My Dad died a couple of weeks ago.
Thanks. I appreciate it.
But see, two things. First, he had been sick for a long time and we were expecting it. In fact, he lived about a year longer than we expected. He was a stubborn SOB.
Second, we were not close. He and my mom divorced when I was a baby and although we visited him fairly often when he lived in the same town (every other weekend on Saturday), he was never really the "dad".
My sisters and brother can all attest that he was a bit of a jerk. OK, more than a bit. He was selfish, had a vicious temper, and was really a pretty bad father and husband. Of his 5 kids and 2 step-kids, 1 refuses to have anything to do with him, 2 (I include myself in this group) only went to see him out of guilt and almost never enjoyed any time spent with him, and the remaining 3 only had a relationship with him because they worked at it. He was not one to call his kids, but would complain if they didn't call him.
That's not to say he wasn't fun when we were younger. He moved to Chicago (from Decatur, IL) when we were kids and we sure did enjoy visiting him there. He introduced us to Chinese food, Greek food, Japanese food. He made sure we went to museums. We went to the zoo, the beach. It was fun to visit him.

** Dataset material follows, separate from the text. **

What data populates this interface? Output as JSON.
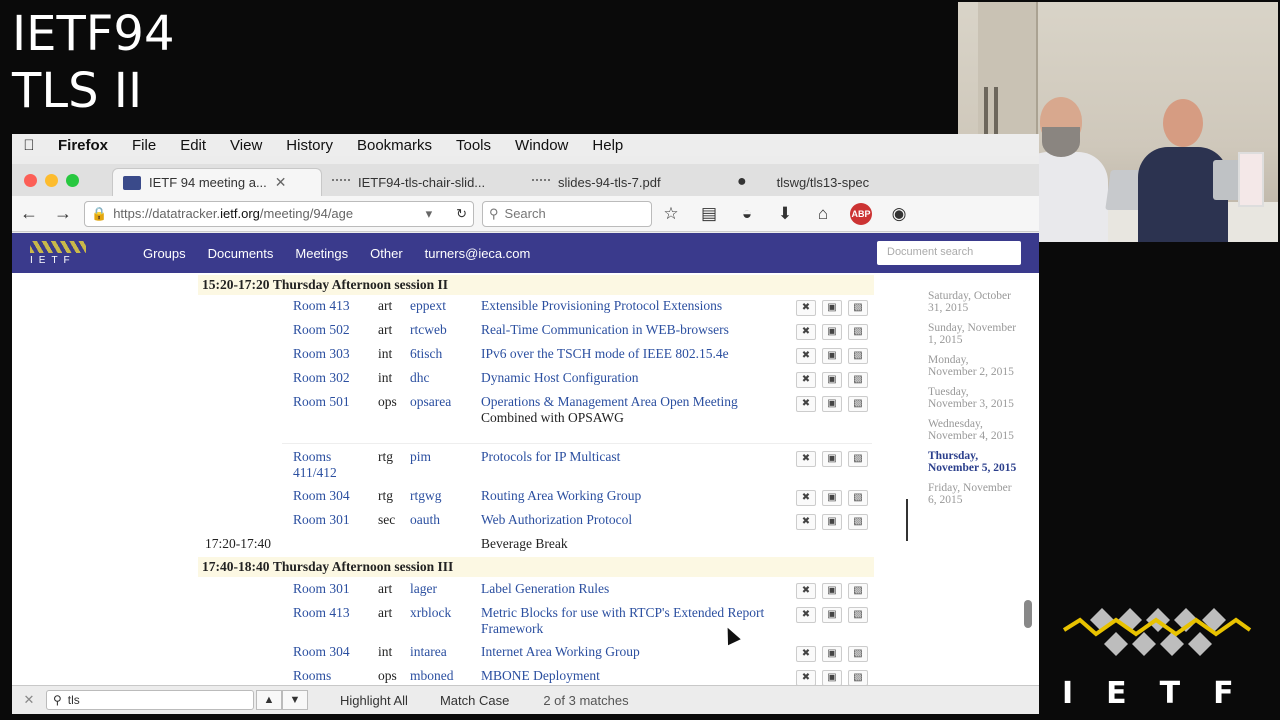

But as I got older, I wanted to visit less and less, and didn't like it when I got there. In these last few years I have probably visited him 3 times. He moved to Marion, first of all. Second, he got to be a mean, grouchy old man. I didn't like being there. He was mean to Ruth, his wife, to Andrew, his nephew who moved in with them, to my kids (except Brent, who was his favorite), and it was uncomfortable being there. I went to visit him last February with my brother because I knew he didn't have much more time. He wasn't really there most of the time.
But now that he is gone, I've been thinking of him more than ever before. I've been showing people his peach pit monkeys that he carved. I have some pocket knives of his and some other stuff. I have some watches. There is something about his death that has touched me. I can't really say I'm sad, and I can't really say that his death has changed my perception of him. But my attitude toward him has certainly mellowed. Looking through his stuff gave me a perspective he had never really showed me. It is interesting - it interests me what he was interested in.
I have learned some lessons from his life, I think. I make sure I call my son and don't wait for him to call me. I was active in his life and would regularly go to his parent-teacher sessions. I sat at every court appearance and visited him in jail. I want to be there for him. I want to be someone who he admires and stays in contact with.
And I really really do not want to become a mean, grouchy old man. I want to see the good in all things and in all people. I want to be friendly and generous to my friends and children, and someday, grandchildren. I want people to want to come see me.
So Dad is gone and I'm thinking of him and his life. And I am taking his life as a lesson for mine. Perhaps he had more influence on me that I thought.
So anyway, thanks for your expressions of sympathy. And please excuse me if I'm not actively mourning.